In the activities below, you will construct infinitesimal distance elements (sometimes called line elements) in rectangular, cylindrical, and spherical coordinates. These infinitesimal distance elements are building blocks used to construct multi-dimensional integrals, including surface and volume integrals. To construct flux integrals, you will need vector differentials, which are a slight variant of the infinitesimal distance elements. See Section 8.5.

Activity 8.2. The Distance Element in Rectangular Coordinates.

Given the cube shown below, find \(ds\) on each of the three paths, leading from \(a\) to \(b\text{.}\)

Path 1: \(ds=\)

Path 2: \(ds=\)

Path 3: \(ds=\)

The infinitesimal distance element \(ds\) is an infinitesimal length. Find the appropriate expression for \(ds\) for the path which goes directly from \(a\) to \(c\) as drawn below.

Path 4: \(ds=\)

Hint.

An infinitesimal element of length in the \(z\)-direction is simply \(dz\)

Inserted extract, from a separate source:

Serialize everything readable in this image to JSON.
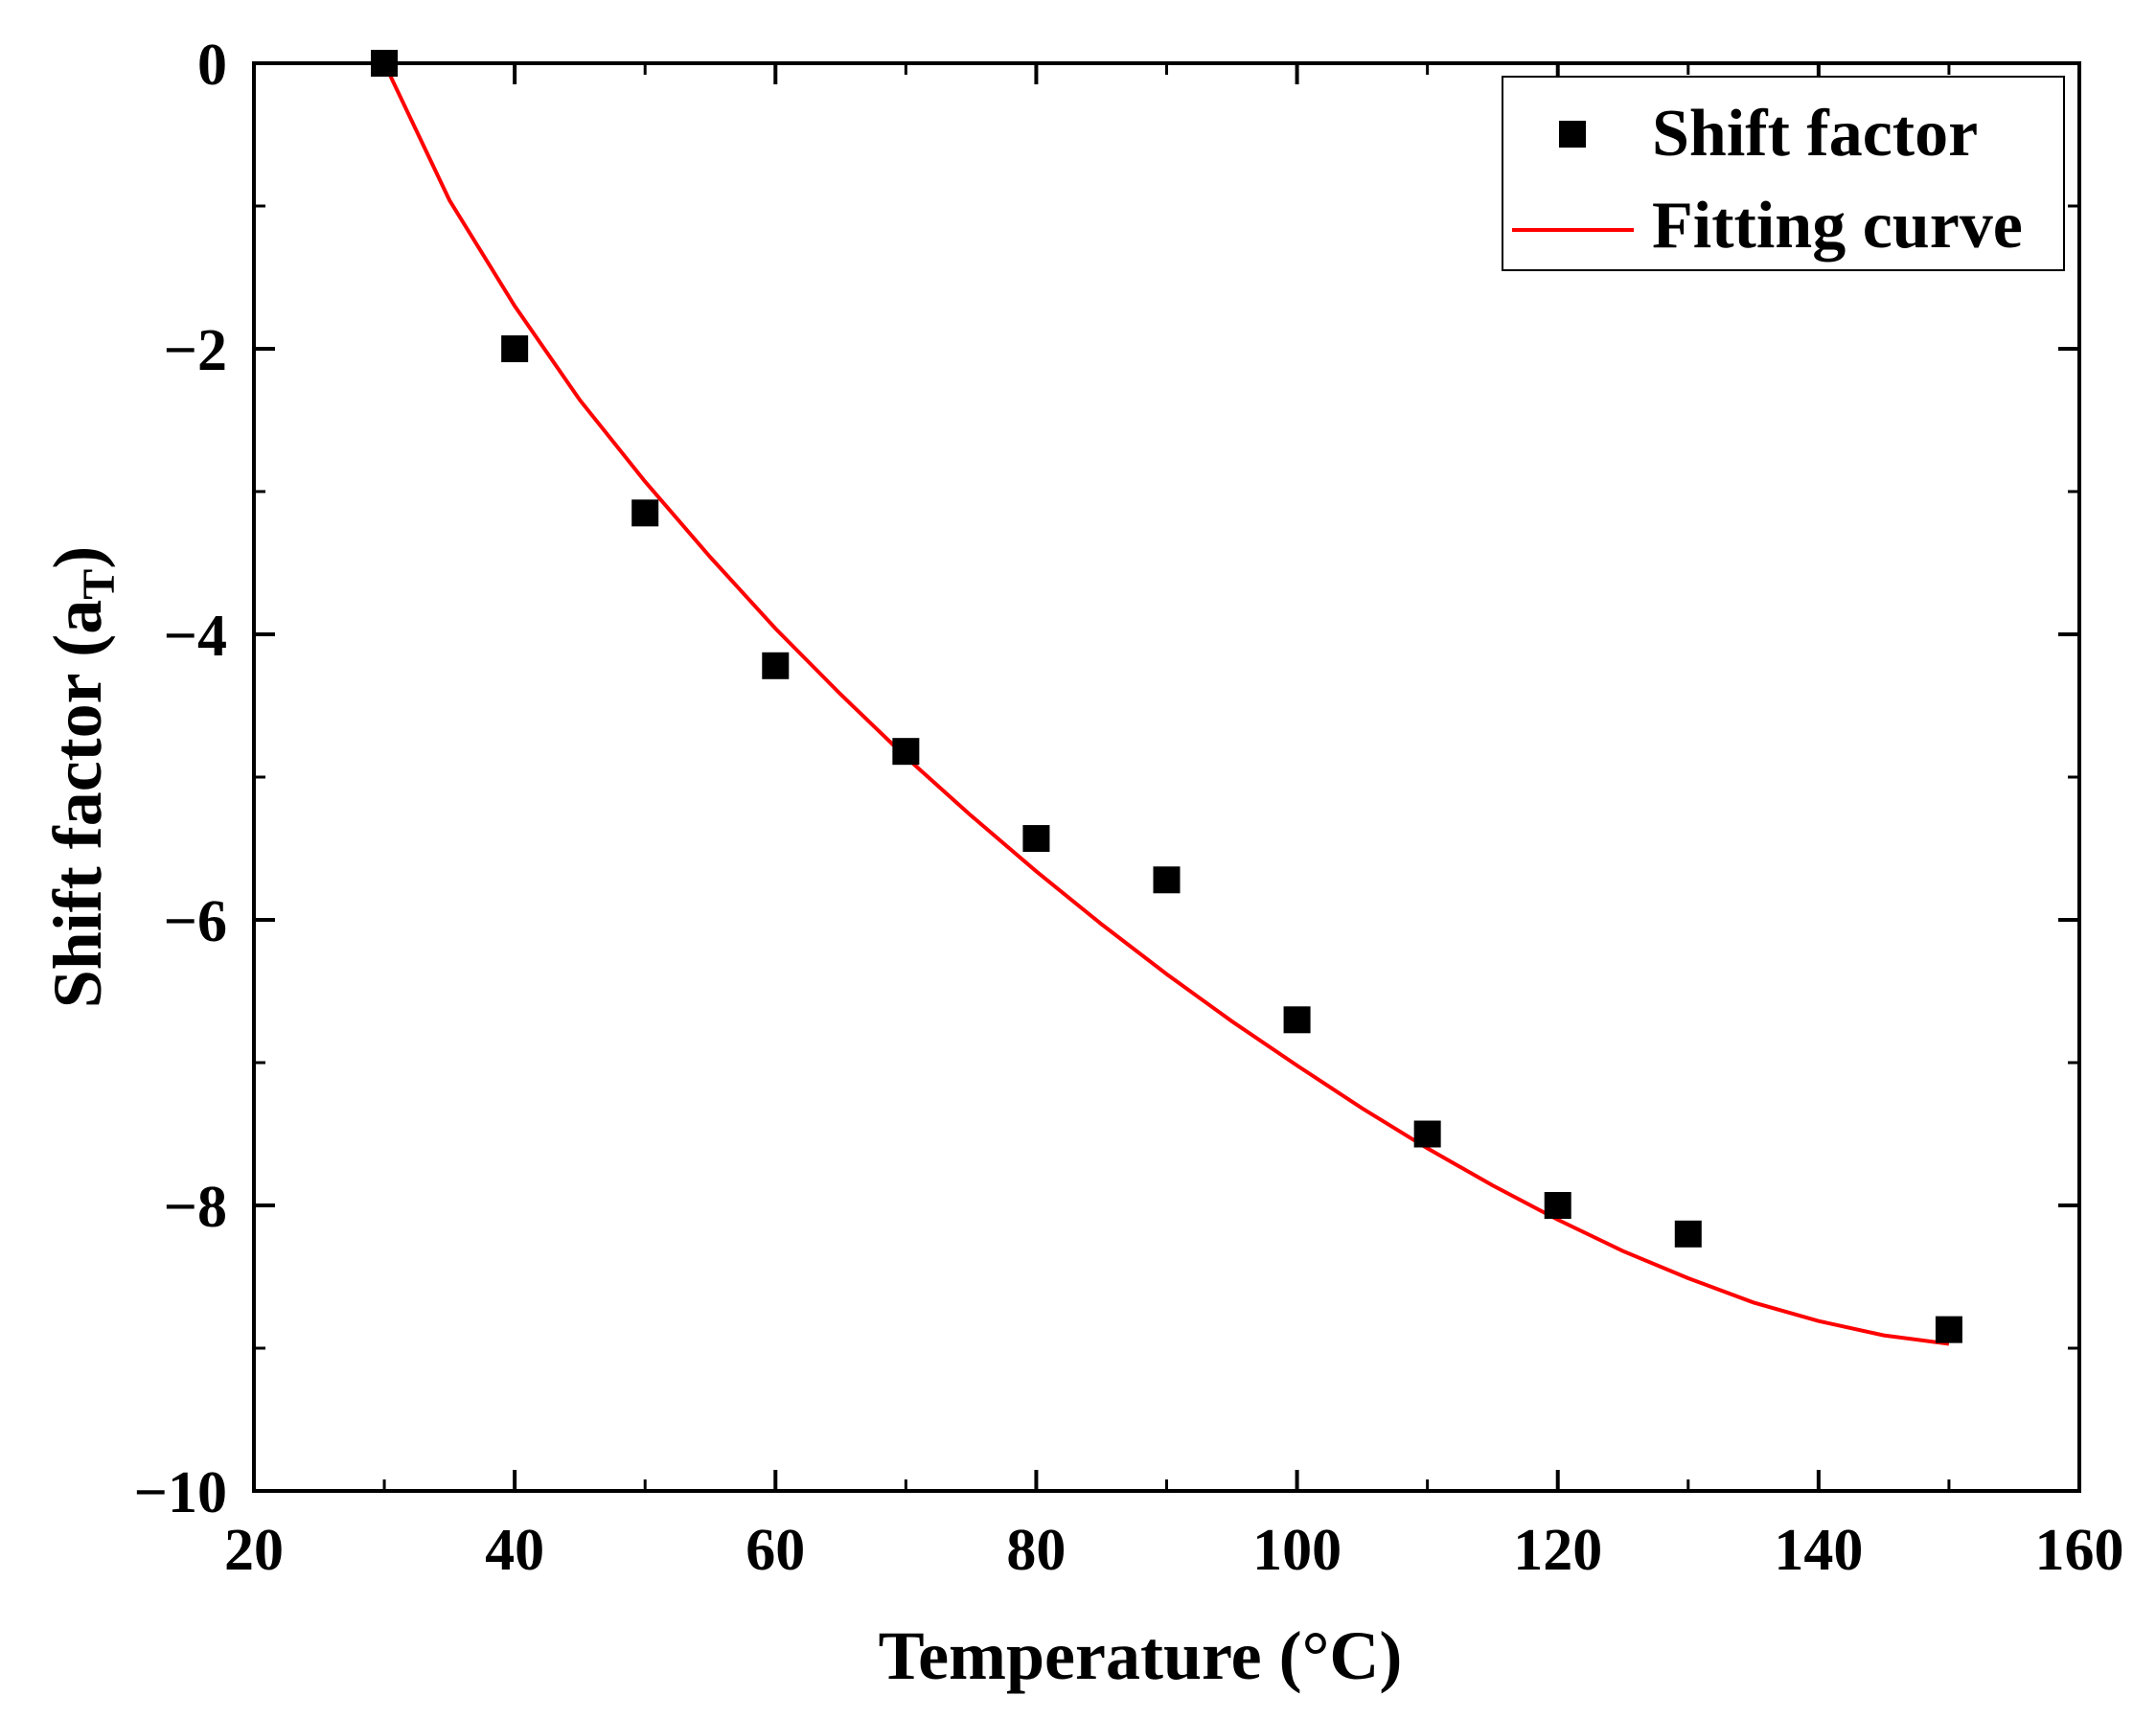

Cartesian coordinates would be a poor choice to describe a path on a cylindrically or spherically shaped surface. Next we will find appropriate expressions in these cases.

Activity 8.3. The Distance Element in Cylindrical Coordinates.

Figure 8.4. An infinitesimal box in cylindrical coordinates

You will now use geometry to determine the general form for \(ds\) in cylindrical coordinates by determining \(ds\) along the specific paths below. See Figure 8.4.

Geometrically determine the length of the three paths leading from \(a\) to \(b\text{.}\) Notice that, along any of these three paths, only one coordinate \(s\text{,}\) \(\phi\text{,}\) or \(z\) is changing at a time (i.e. along path 1, \(dz\ne0\text{,}\) but \(d\phi=0\) and \(dr=0\)).

Path 1: \(ds=\)

Path 2: \(ds=\)

Path 3: \(ds=\)

If all three coordinates are allowed to change simultaneously, by an infinitesimal amount, we could write this \(ds\) for any path as:

\(ds\)=

This is the general distance element in cylindrical coordinates.

Hint.

Analogously to rectangular coordinates, an infinitesimal element of length in the \(r\) direction is simply \(dr\text{.}\) But an infinitesimal element of length in the \(\phi\) direction in cylindrical coordinates is not just \(d\phi\text{,}\) since this would be an angle and does not even have the units of length.

Using the relationship between angles (in radians!) and radius, the infinitesimal element of length in the \(\phi\) direction in cylindrical coordinates is \(s\,d\phi\text{.}\)

Activity 8.4. The Distance Element in Spherical Coordinates.

Figure 8.5. An infinitesimal box in spherical coordinates

You will now use geometry to determine the general form for \(ds\) in spherical coordinates by determining \(ds\) along the specific paths below. See Figure 8.5. As in the cylindrical case, note that an infinitesimal element of length in the \(\that\) or \(\phat\) direction is not just \(d\theta\) or \(d\phi\text{.}\) You will need to be more careful.

Geometrically determine the length of the three paths leading from \(a\) to \(b\text{.}\) Notice that, along any of these three paths, only one coordinate \(r\text{,}\) \(\theta\text{,}\) or \(\phi\) is changing at a time (i.e. along path 1, \(d\theta\ne0\text{,}\) but \(dr=0\) and \(d\phi=0\)).

Path 1: \(ds=\)

Path 2: \(ds=\qquad\) (Be careful, this is the tricky one.)

Path 3: \(ds=\)

If all 3 coordinates are allowed to change simultaneously, by an infinitesimal amount, we could write this \(ds\) for any path as:

\(ds\)=

This is the general line element in spherical coordinates.

Hint.

A similar argument to the one used above for cylindrical coordinates, shows that the infinitesimal element of length in the \(\theta\) direction in spherical coordinates is \(r\,d\theta\text{.}\)

What about the infinitesimal element of length in the \(\phi\) direction in spherical coordinates? Make sure to study the diagram carefully. Where is the center of a circle of constant latitude? It is not at the center of the sphere, but rather along the \(z\)-axis. The radius of this circle is not \(r\text{,}\) but rather \(r\,\sin\theta\text{,}\) so the infinitesimal element of length in the \(\phi\) direction in spherical coordinates is \(r\,\sin\theta\,d\phi\text{.}\)